In the ’70s, music was characterized by an inner conflict that tore at ideals and hurled them against the blackest confines of the human psyche. As a seeker of truth, Pete Townshend surely would have a lot to say. The Who was always – always – there in times of need. The album The Who were to release after Quadrophenia was to expose Pete’s vulnerabilities like nothing else. It was him who needed someone. And the horrible realization that he was not finding that person or people within his band was what listeners were to come across on “The Who By Numbers”.
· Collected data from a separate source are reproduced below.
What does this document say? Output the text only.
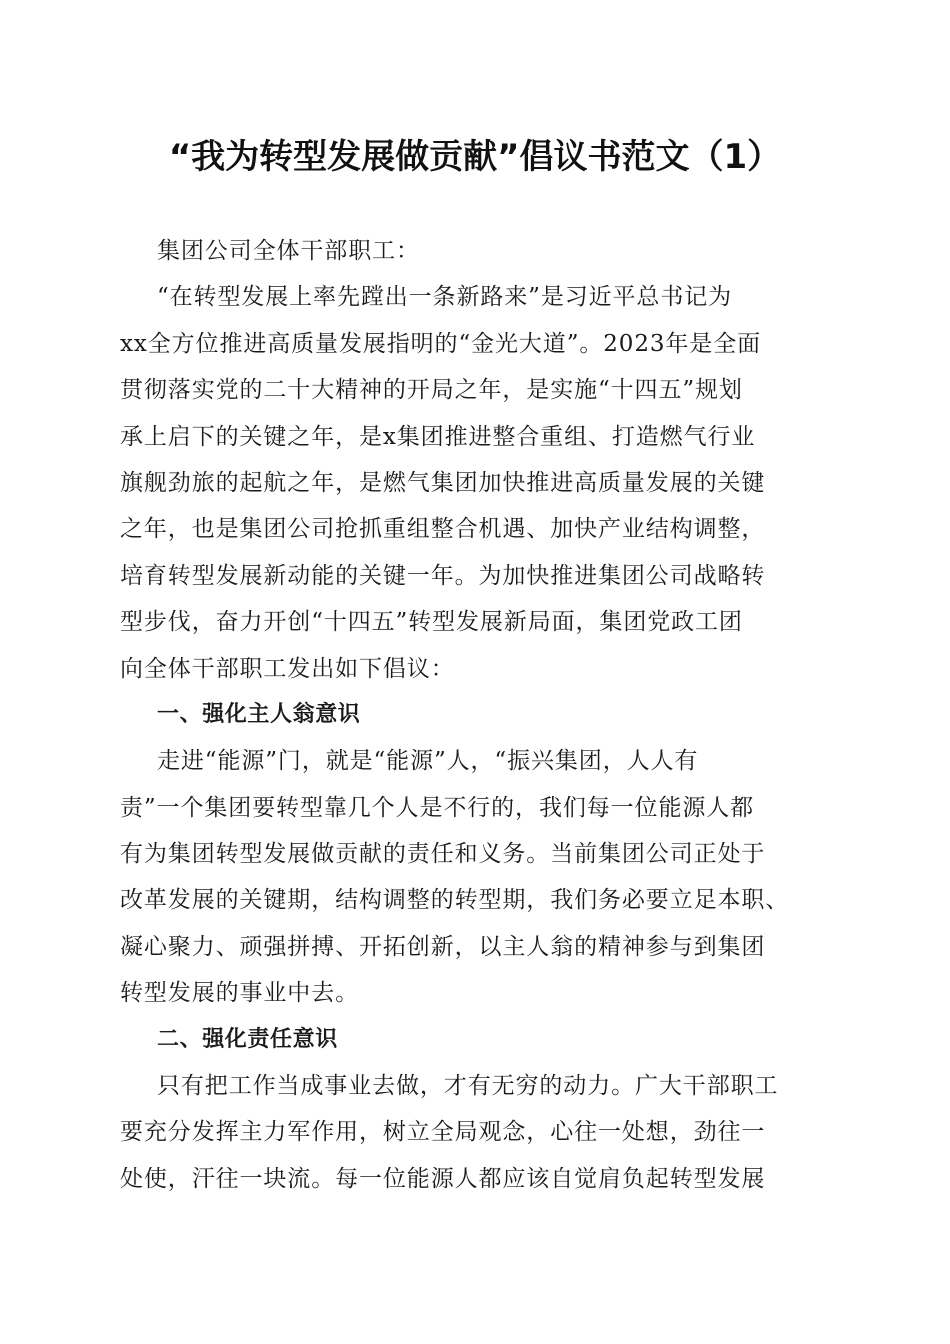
“我为转型发展做贡献”倡议书范文（1）
集团公司全体干部职工：
“在转型发展上率先蹚出一条新路来”是习近平总书记为
xx全方位推进高质量发展指明的“金光大道”。2023年是全面
贯彻落实党的二十大精神的开局之年，是实施“十四五”规划
承上启下的关键之年，是x集团推进整合重组、打造燃气行业
旗舰劲旅的起航之年，是燃气集团加快推进高质量发展的关键
之年，也是集团公司抢抓重组整合机遇、加快产业结构调整，
培育转型发展新动能的关键一年。为加快推进集团公司战略转
型步伐，奋力开创“十四五”转型发展新局面，集团党政工团
向全体干部职工发出如下倡议：
一、强化主人翁意识
走进“能源”门，就是“能源”人，“振兴集团，人人有
责”一个集团要转型靠几个人是不行的，我们每一位能源人都
有为集团转型发展做贡献的责任和义务。当前集团公司正处于
改革发展的关键期，结构调整的转型期，我们务必要立足本职、
凝心聚力、顽强拼搏、开拓创新，以主人翁的精神参与到集团
转型发展的事业中去。
二、强化责任意识
只有把工作当成事业去做，才有无穷的动力。广大干部职工
要充分发挥主力军作用，树立全局观念，心往一处想，劲往一
处使，汗往一块流。每一位能源人都应该自觉肩负起转型发展
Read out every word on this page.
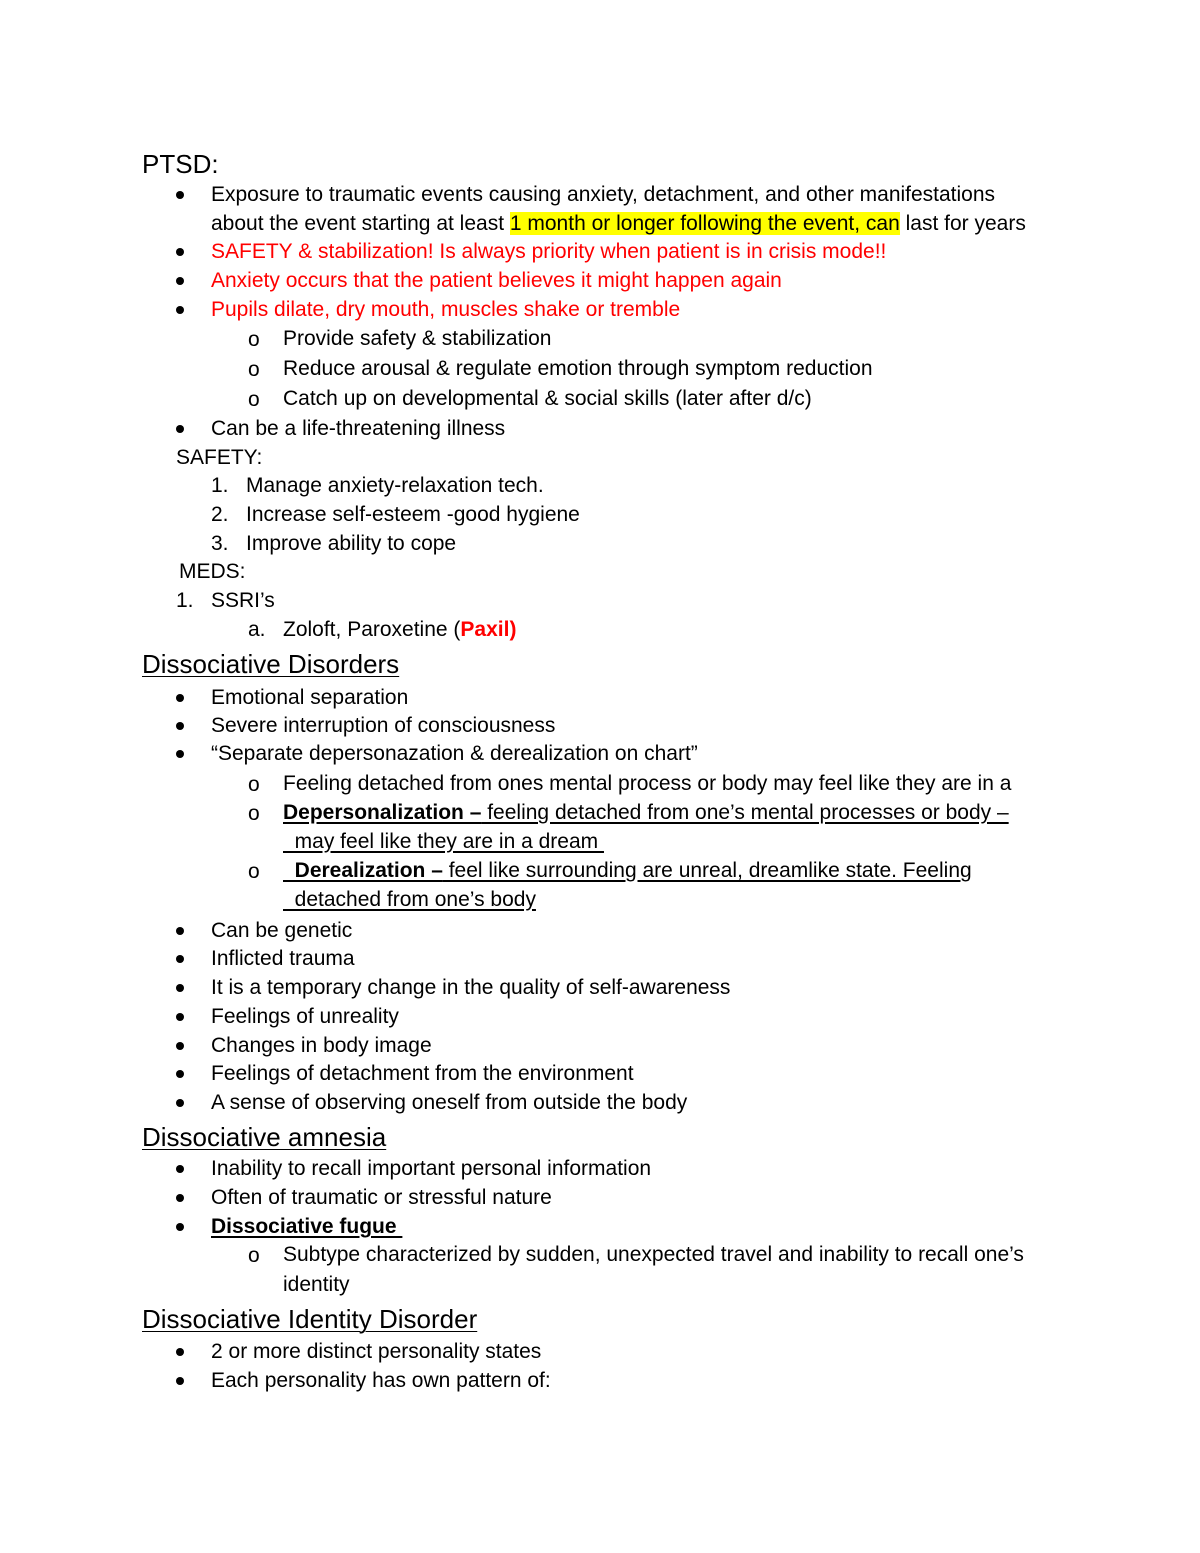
PTSD:
Exposure to traumatic events causing anxiety, detachment, and other manifestations
about the event starting at least 1 month or longer following the event, can last for years
SAFETY & stabilization! Is always priority when patient is in crisis mode!!
Anxiety occurs that the patient believes it might happen again
Pupils dilate, dry mouth, muscles shake or tremble
o Provide safety & stabilization
o Reduce arousal & regulate emotion through symptom reduction
o Catch up on developmental & social skills (later after d/c)
Can be a life-threatening illness
SAFETY:
1. Manage anxiety-relaxation tech.
2. Increase self-esteem -good hygiene
3. Improve ability to cope
MEDS:
1. SSRI’s
a. Zoloft, Paroxetine (Paxil)
Dissociative Disorders
Emotional separation
Severe interruption of consciousness
“Separate depersonazation & derealization on chart”
o Feeling detached from ones mental process or body may feel like they are in a
o Depersonalization – feeling detached from one’s mental processes or body –
may feel like they are in a dream
o Derealization – feel like surrounding are unreal, dreamlike state. Feeling
detached from one’s body
Can be genetic
Inflicted trauma
It is a temporary change in the quality of self-awareness
Feelings of unreality
Changes in body image
Feelings of detachment from the environment
A sense of observing oneself from outside the body
Dissociative amnesia
Inability to recall important personal information
Often of traumatic or stressful nature
Dissociative fugue
o Subtype characterized by sudden, unexpected travel and inability to recall one’s
identity
Dissociative Identity Disorder
2 or more distinct personality states
Each personality has own pattern of:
The setting in which the album was conceived was as troublesome as the ones in which “Who’s Next” and “Quadrophenia” came to the world. This time, Roger and Pete were playing verbal ping pong on the press, and their views on The Who (as entertainers and as artists) were never painted in such black and white terms before or since.
Pete’s already-manifested impression that the band was caricaturing itself had entrenched by this point. His new set of songs dealt with that in a tortured way. The one jovial tune on offer was to be “Squeeze Box”. It was to become a Top 20 hit, in fact. That was certainly disheartening – something truly akin to another brick in the wall of vacuity.
A sense of futility populates the album: Pete questions the relationships with his fans and friends at every turn, and the facades he always studied were becoming far, far too brittle. Everybody could see through disguises by this point.
A very ductile song which is found among the mire of introspective flagellation is “Imagine A Man” – it might as well be the one example of positive introspection within range here. The song also has one of Keith’s final compelling performances on a Who record.
As far as John went, he contributed a song which stood alongside Pete’s compositions so minutely that if felt deliberate. The song was called “Success Story” and narrated the life of a weary rock & roller that sang “I might go far/If I smash my guitar”. The song also explored the almost imperceptible distance separating music from religion, and it was notable instrumentally since it was John’s recorded debut on 8-string bass.
Other song that did stand out was “Dreaming From The Waist” a number about sexual desire and the way musicians have a experience of their own when it comes to carnality, an experience we all imagine yet could never fully understand. And the set opener was “Slip Kid”, a song that reflected Pete’s disillusionment at the realization that problems do not go away as one ages but rather stay for as long as one could imagine.
Pete was to take the lead twice: on “However Much I Booze” (a song Daltrey refused to sing as he didn’t have a drinking habit) and the ukelele-driven “Blue, Red & Grey” (with John on horns). That song had a genuine sentiment if you ask me, but there was a very noticeable aura of bitterness that was somehow left unresolved.
The most succinct assessment of the new material came from critic Simon Fritz. He simply termed the record “Pete Townshend’s suicide note”. That was something horrible. But it was the exact truth of it. The record was produced by veteran Glyn Johns, and his professional hand made everything somehow more palatable.
Careful if you buy this album. Pondering on life is mostly fine, but pondering on life, death, uselessness and frustration at the same time is not. It’s just too much too handle. As a fan, I find “By Numbers” appealing because it does sound good and I find it invaluable to see how Pete’s artistic vision was evolving. But non-fans won’t be that thrilled. Not at all.